Wednesday, August 4, 2010

The Essays of E.B. White

by E.B. White
New York : Perennial Classics, 1999.

This collection of thirty-one essays by E.B. White is as delightful as it is varied. The essays are arranged by subject - the farm, the city, and memories, to name a few - but even within these subjects, the collection showcases the breadth of White's thoughts and interests. In one, he discusses "The Death of a Pig," a short but powerful piece that gave me a glimpse of the man who would save the pig in Charlotte's Web. In another, he wrestles with the troubles of hydrogen bomb testing and disarmament, never giving a definite Answer, but provoking thought in himself and his reader.
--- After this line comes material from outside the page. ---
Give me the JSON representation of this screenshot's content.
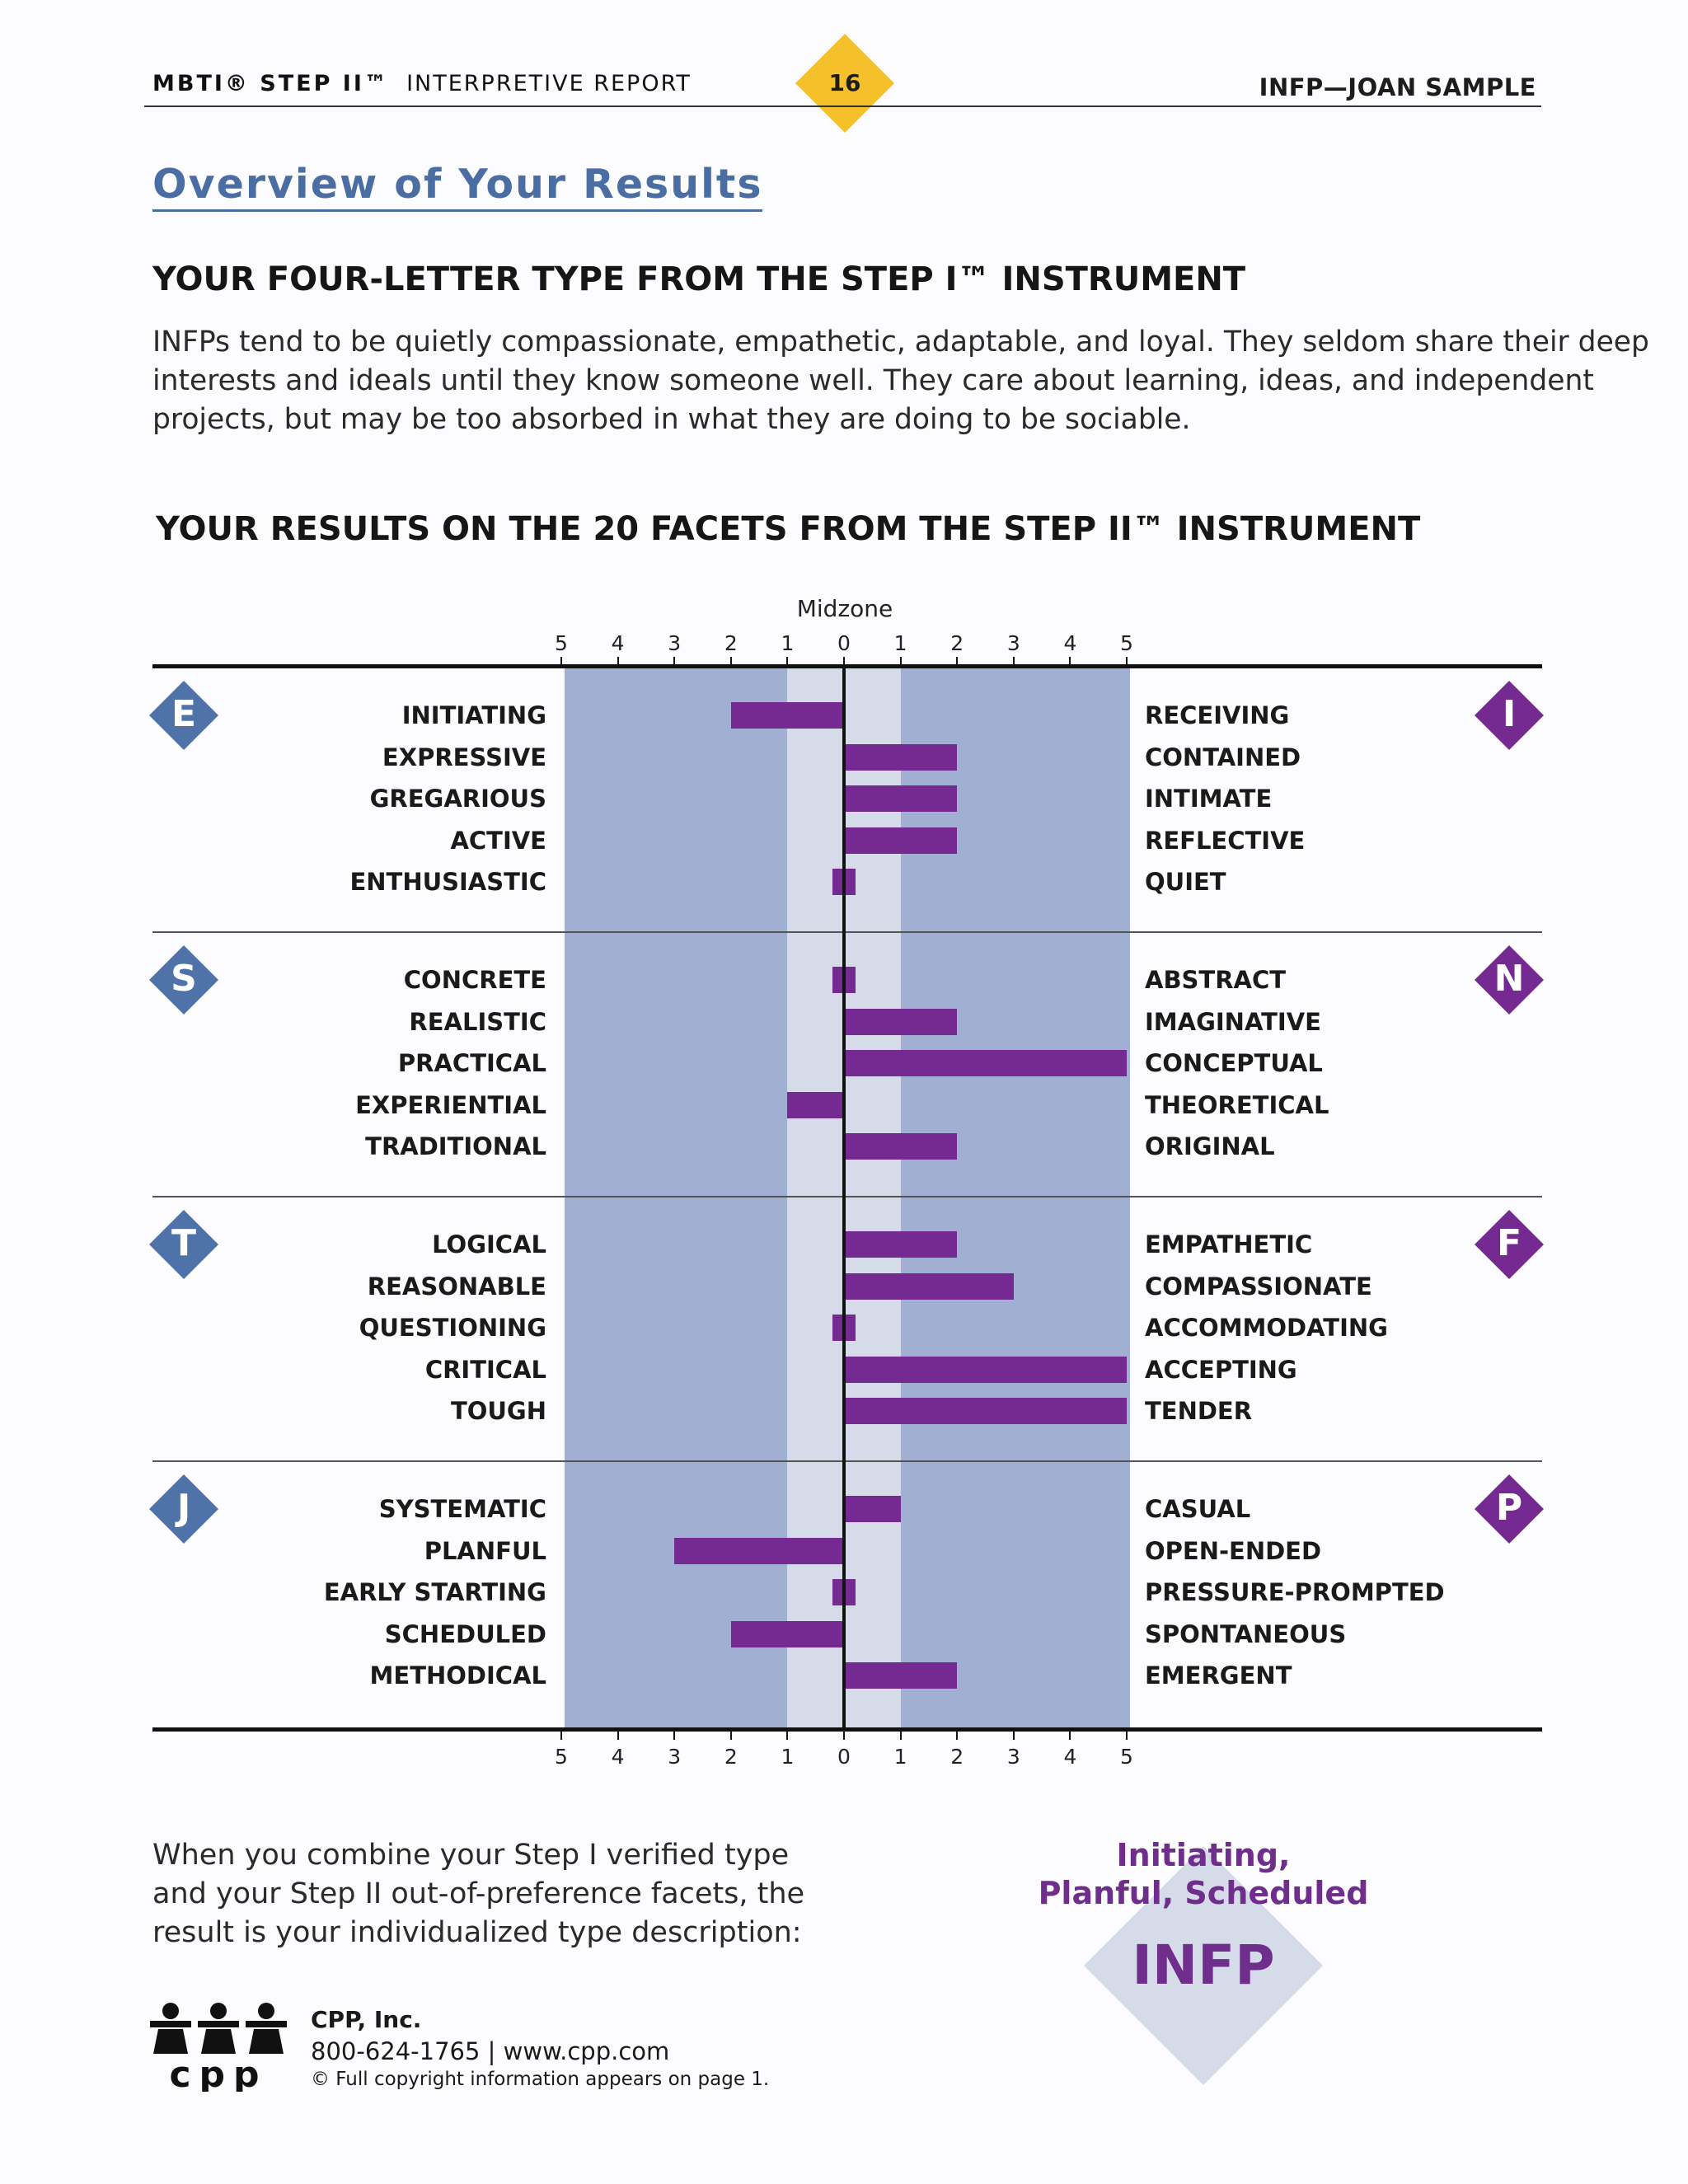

I took several weeks to read these essays, not out of any lack of enjoyment but because of the need to savor each and pause between them. I've come to the conclusion that collections like this need to be owned rather than borrowed so that I can take my time and muse over each one instead of trying to hurry through and evaluate the book as a whole. I loved White's sense of humor, which permeates every essay and includes a few good one liners about politics, "progress," and even himself. In the foreword, he writes, "The essayist is a self-liberated man, sustained by the childish belief that everything he thinks about, everything that happens to him, is of general interest." Though I can't say much about general interest, I can say that this collection was to my interest, and I would love to own this collection to dip into whenever I like.